Abstract

The resistive Magneto-hydrodynamic (MHD) model describes the behavior of a strongly ionized plasma in the presence of external electric and magnetic fields. For problems involving the plasma with an open boundary to very low pressure/vacuum regions, the continuum assumption is no longer valid in the entire domain of interest. For example, this is seen in a plasma accelerator where a dense plasma expands into a vacuum background. A common practice to deal with this issue is to assign small values of density and pressure to the vacuum regions and proceed to solve the continuum based MHD equations throughout the domain. We show that this approach fails to produce solutions consistent with the physics of the problem and can give rise to unacceptable artifacts such as spurious shocks.

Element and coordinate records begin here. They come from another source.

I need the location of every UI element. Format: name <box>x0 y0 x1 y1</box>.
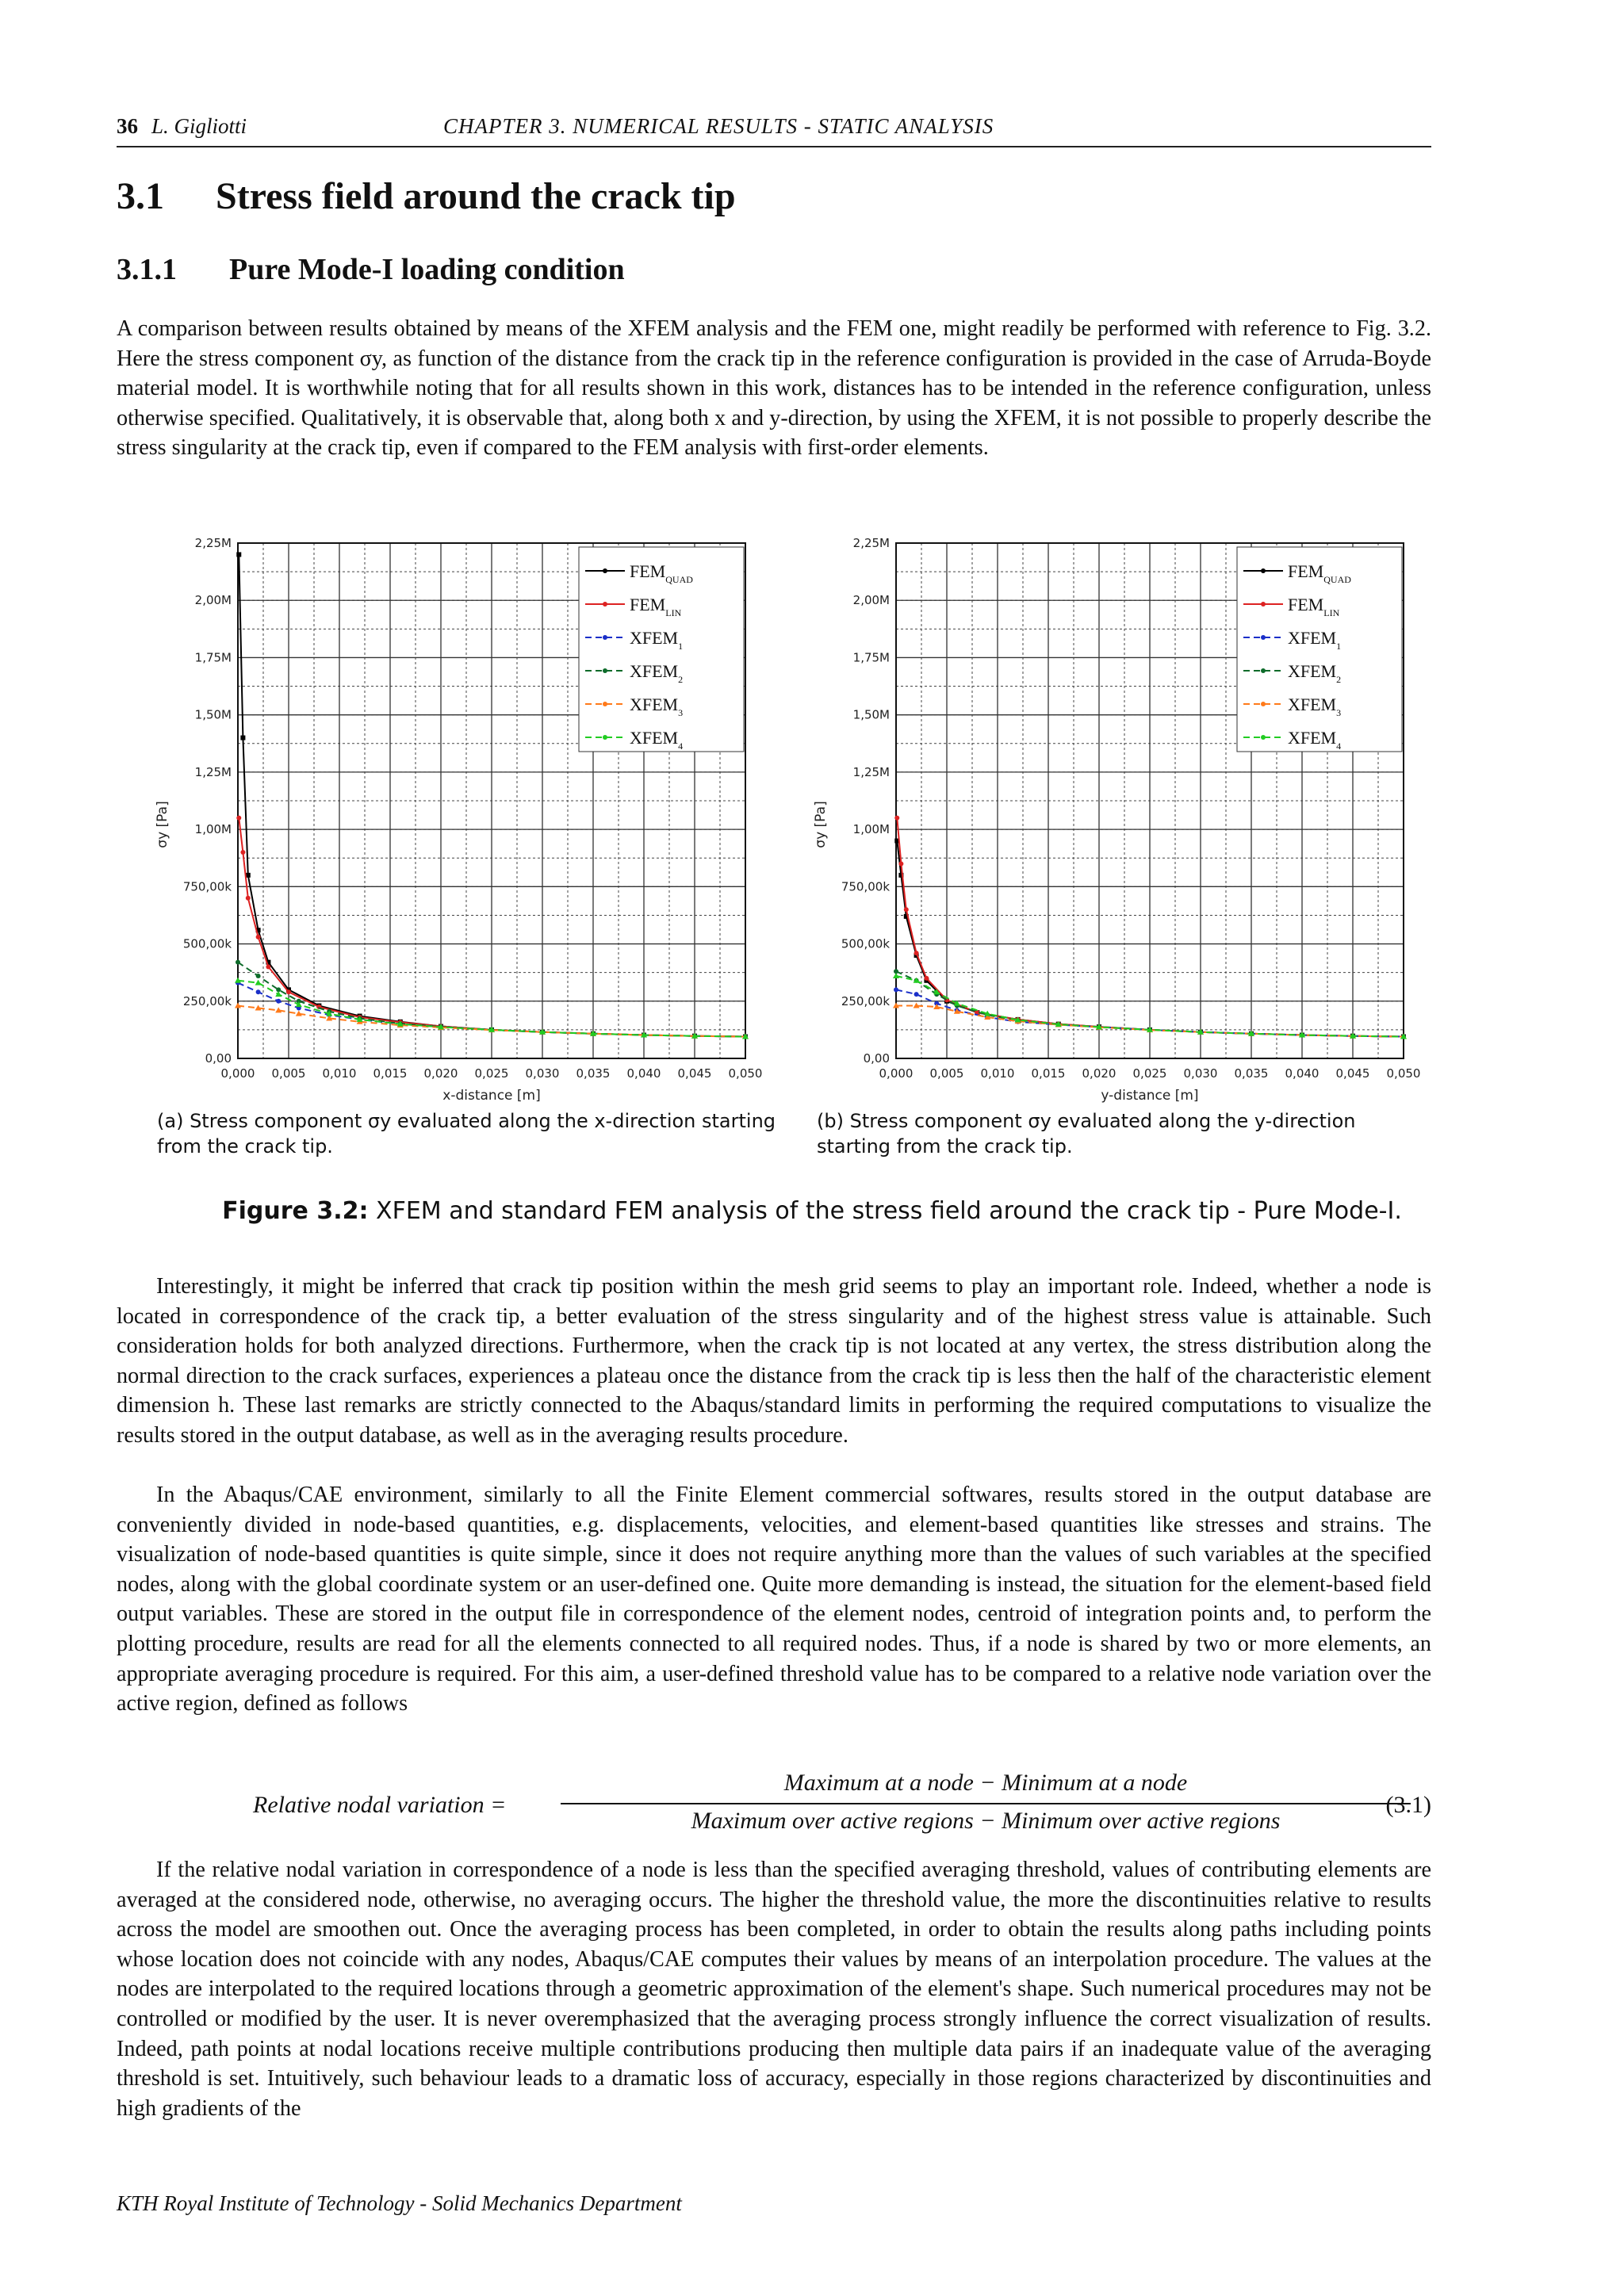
data-point-FEM_QUAD <box>240 736 245 740</box>
subsection-title: Pure Mode-I loading condition <box>229 253 625 286</box>
data-point-FEM_LIN <box>246 896 251 901</box>
data-point-FEM_LIN <box>256 935 261 939</box>
section-number: 3.1 <box>117 175 164 217</box>
x-axis-label: x-distance [m] <box>442 1088 541 1104</box>
legend-entry: $XFEM_1$ <box>630 628 684 652</box>
y-axis-label: σy [Pa] <box>813 801 829 848</box>
equation-3-1 <box>117 1770 1431 1841</box>
legend-marker-XFEM_1 <box>603 635 607 640</box>
y-tick-label: 1,00M <box>194 822 232 837</box>
y-tick-label: 1,50M <box>194 707 232 722</box>
x-tick-label: 0,010 <box>980 1066 1015 1081</box>
y-tick-label: 2,25M <box>194 536 232 550</box>
figure-caption-text: XFEM and standard FEM analysis of the stress field around the crack tip - Pure Mode-I. <box>368 1197 1402 1225</box>
x-tick-label: 0,025 <box>474 1066 509 1081</box>
x-tick-label: 0,030 <box>1183 1066 1218 1081</box>
data-point-FEM_LIN <box>894 816 899 821</box>
subsection-heading <box>117 252 625 287</box>
data-point-FEM_QUAD <box>236 552 241 557</box>
header-chapter: CHAPTER 3. NUMERICAL RESULTS - STATIC ANALYSIS <box>443 114 994 138</box>
legend-marker-XFEM_4 <box>1261 735 1266 740</box>
y-tick-label: 0,00 <box>863 1051 890 1066</box>
x-tick-label: 0,040 <box>1285 1066 1320 1081</box>
y-tick-label: 2,25M <box>852 536 890 550</box>
data-point-FEM_LIN <box>914 951 919 955</box>
x-tick-label: 0,045 <box>1335 1066 1370 1081</box>
y-tick-label: 0,00 <box>205 1051 232 1066</box>
x-tick-label: 0,005 <box>929 1066 964 1081</box>
figure-caption <box>0 1197 1624 1225</box>
x-tick-label: 0,005 <box>271 1066 306 1081</box>
subcaption-a: (a) Stress component σy evaluated along the x-direction starting from the crack tip. <box>157 1110 776 1158</box>
x-tick-label: 0,035 <box>1234 1066 1269 1081</box>
legend-marker-FEM_LIN <box>1261 602 1266 607</box>
chart-b <box>809 527 1427 1106</box>
header-author: L. Gigliotti <box>151 114 247 138</box>
legend-entry: $XFEM_1$ <box>1288 628 1342 652</box>
y-tick-label: 750,00k <box>841 879 890 894</box>
data-point-XFEM_2 <box>236 960 240 965</box>
paragraph-4: If the relative nodal variation in correspondence of a node is less than the specified averaging threshold, values of contributing elements are averaged at the considered node, otherwise, no averaging occurs. The higher the threshold value, the more the discontinuities relative to results across the model are smoothen out. Once the averaging process has been completed, in order to obtain the results along paths including points whose location does not coincide with any nodes, Abaqus/CAE computes their values by means of an interpolation procedure. The values at the nodes are interpolated to the required locations through a geometric approximation of the element's shape. Such numerical procedures may not be controlled or modified by the user. It is never overemphasized that the averaging process strongly influence the correct visualization of results. Indeed, path points at nodal locations receive multiple contributions producing then multiple data pairs if an inadequate value of the averaging threshold is set. Intuitively, such behaviour leads to a dramatic loss of accuracy, especially in those regions characterized by discontinuities and high gradients of the <box>117 1858 1431 2121</box>
legend-marker-FEM_LIN <box>603 602 607 607</box>
y-tick-label: 1,00M <box>852 822 890 837</box>
x-tick-label: 0,010 <box>322 1066 357 1081</box>
data-point-FEM_LIN <box>266 964 270 969</box>
x-tick-label: 0,015 <box>373 1066 408 1081</box>
legend-marker-XFEM_2 <box>1261 668 1266 673</box>
section-title: Stress field around the crack tip <box>216 175 736 217</box>
data-point-XFEM_1 <box>276 999 281 1004</box>
paragraph-3: In the Abaqus/CAE environment, similarly to all the Finite Element commercial softwares, results stored in the output database are conveniently divided in node-based quantities, e.g. displacements, velocities, and element-based quantities like stresses and strains. The visualization of node-based quantities is quite simple, since it does not require anything more than the values of such variables at the specified nodes, along with the global coordinate system or an user-defined one. Quite more demanding is instead, the situation for the element-based field output variables. These are stored in the output file in correspondence of the element nodes, centroid of integration points and, to perform the plotting procedure, results are read for all the elements connected to all required nodes. Thus, if a node is shared by two or more elements, an appropriate averaging procedure is required. For this aim, a user-defined threshold value has to be compared to a relative node variation over the active region, defined as follows <box>117 1483 1431 1716</box>
legend-entry: $FEM_{LIN}$ <box>1288 595 1340 618</box>
data-point-FEM_LIN <box>240 850 245 855</box>
subcaption-b: (b) Stress component σy evaluated along the y-direction starting from the crack tip. <box>817 1110 1356 1158</box>
legend-marker-XFEM_2 <box>603 668 607 673</box>
y-tick-label: 1,50M <box>852 707 890 722</box>
equation-fraction <box>561 1770 1411 1835</box>
x-tick-label: 0,035 <box>576 1066 611 1081</box>
legend-entry: $FEM_{QUAD}$ <box>630 561 693 585</box>
equation-denominator: Maximum over active regions − Minimum over active regions <box>691 1808 1281 1834</box>
equation-numerator: Maximum at a node − Minimum at a node <box>561 1770 1411 1804</box>
y-tick-label: 750,00k <box>182 879 232 894</box>
data-point-FEM_LIN <box>898 861 903 866</box>
data-point-XFEM_2 <box>256 974 261 978</box>
legend-marker-XFEM_3 <box>1261 702 1266 706</box>
y-tick-label: 1,25M <box>852 764 890 779</box>
y-tick-label: 2,00M <box>852 593 890 608</box>
x-tick-label: 0,040 <box>626 1066 661 1081</box>
data-point-XFEM_4 <box>255 980 262 985</box>
data-point-XFEM_1 <box>894 987 898 992</box>
x-tick-label: 0,030 <box>525 1066 560 1081</box>
page-footer: KTH Royal Institute of Technology - Solid Mechanics Department <box>117 2191 682 2215</box>
x-axis-label: y-distance [m] <box>1101 1088 1199 1104</box>
data-point-XFEM_4 <box>893 973 899 978</box>
legend-marker-XFEM_4 <box>603 735 607 740</box>
x-tick-label: 0,025 <box>1132 1066 1167 1081</box>
x-tick-label: 0,045 <box>677 1066 712 1081</box>
paragraph-1: A comparison between results obtained by means of the XFEM analysis and the FEM one, might readily be performed with reference to Fig. 3.2. Here the stress component σy, as function of the distance from the crack tip in the reference configuration is provided in the case of Arruda-Boyde material model. It is worthwhile noting that for all results shown in this work, distances has to be intended in the reference configuration, unless otherwise specified. Qualitatively, it is observable that, along both x and y-direction, by using the XFEM, it is not possible to properly describe the stress singularity at the crack tip, even if compared to the FEM analysis with first-order elements. <box>117 316 1431 461</box>
data-point-FEM_LIN <box>924 976 929 981</box>
legend-entry: $XFEM_3$ <box>1288 695 1342 718</box>
figure-caption-label: Figure 3.2: <box>222 1197 369 1225</box>
legend-entry: $XFEM_2$ <box>630 661 684 685</box>
legend-marker-XFEM_3 <box>603 702 607 706</box>
legend-marker-FEM_QUAD <box>603 568 607 573</box>
legend-marker-FEM_QUAD <box>1261 568 1266 573</box>
running-header <box>117 109 1431 147</box>
y-tick-label: 500,00k <box>182 936 232 951</box>
y-tick-label: 500,00k <box>841 936 890 951</box>
y-tick-label: 1,75M <box>194 650 232 665</box>
y-tick-label: 250,00k <box>182 993 232 1008</box>
equation-lhs: Relative nodal variation = <box>253 1792 507 1818</box>
subsection-number: 3.1.1 <box>117 253 177 286</box>
legend-entry: $FEM_{QUAD}$ <box>1288 561 1351 585</box>
page-number: 36 <box>117 114 138 138</box>
x-tick-label: 0,050 <box>728 1066 763 1081</box>
x-tick-label: 0,020 <box>1082 1066 1116 1081</box>
data-point-XFEM_1 <box>256 989 261 994</box>
data-point-FEM_LIN <box>904 907 909 912</box>
legend-marker-XFEM_1 <box>1261 635 1266 640</box>
y-tick-label: 1,25M <box>194 764 232 779</box>
x-tick-label: 0,050 <box>1386 1066 1421 1081</box>
legend-entry: $XFEM_2$ <box>1288 661 1342 685</box>
x-tick-label: 0,015 <box>1031 1066 1066 1081</box>
legend-entry: $XFEM_3$ <box>630 695 684 718</box>
data-point-FEM_LIN <box>236 816 241 821</box>
y-tick-label: 2,00M <box>194 593 232 608</box>
y-tick-label: 250,00k <box>841 993 890 1008</box>
chart-a <box>151 527 769 1106</box>
equation-tag: (3.1) <box>1385 1792 1431 1818</box>
data-point-FEM_LIN <box>286 989 291 994</box>
legend-entry: $FEM_{LIN}$ <box>630 595 682 618</box>
x-tick-label: 0,020 <box>423 1066 458 1081</box>
section-heading <box>117 174 736 218</box>
x-tick-label: 0,000 <box>879 1066 914 1081</box>
legend-entry: $XFEM_4$ <box>1288 728 1342 752</box>
paragraph-2: Interestingly, it might be inferred that crack tip position within the mesh grid seems to play an important role. Indeed, whether a node is located in correspondence of the crack tip, a better evaluation of the stress singularity and of the highest stress value is attainable. Such consideration holds for both analyzed directions. Furthermore, when the crack tip is not located at any vertex, the stress distribution along the normal direction to the crack surfaces, experiences a plateau once the distance from the crack tip is less then the half of the characteristic element dimension h. These last remarks are strictly connected to the Abaqus/standard limits in performing the required computations to visualize the results stored in the output database, as well as in the averaging results procedure. <box>117 1274 1431 1448</box>
x-tick-label: 0,000 <box>220 1066 255 1081</box>
y-axis-label: σy [Pa] <box>155 801 170 848</box>
data-point-XFEM_1 <box>914 992 919 997</box>
y-tick-label: 1,75M <box>852 650 890 665</box>
legend-entry: $XFEM_4$ <box>630 728 684 752</box>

We develop a plasma–vacuum interface tracking approach to mitigate this problem. The plasma–vacuum interface is tracked in a physically consistent manner and the MHD equations are solved only in the regions that contain the plasma. The interface tracking is achieved using a face-flux formulation derived from the theoretical solution to a 1D free expansion problem. Coupled with a threshold based approach, the interface tracking is implemented for both explicit and implicit time stepping frameworks on generalized unstructured grids. Simulations of magnetized thermal plasma jets expanding into a vacuum background indicate plume profiles devoid of the unphysical shock obtained using the small background density approach. In the context of resistive MHD simulations, the interface tracking approach overcomes the numerical stiffness induced by specifying a large background resistivity in the vacuum regions, resulting in significant wall-clock time gains.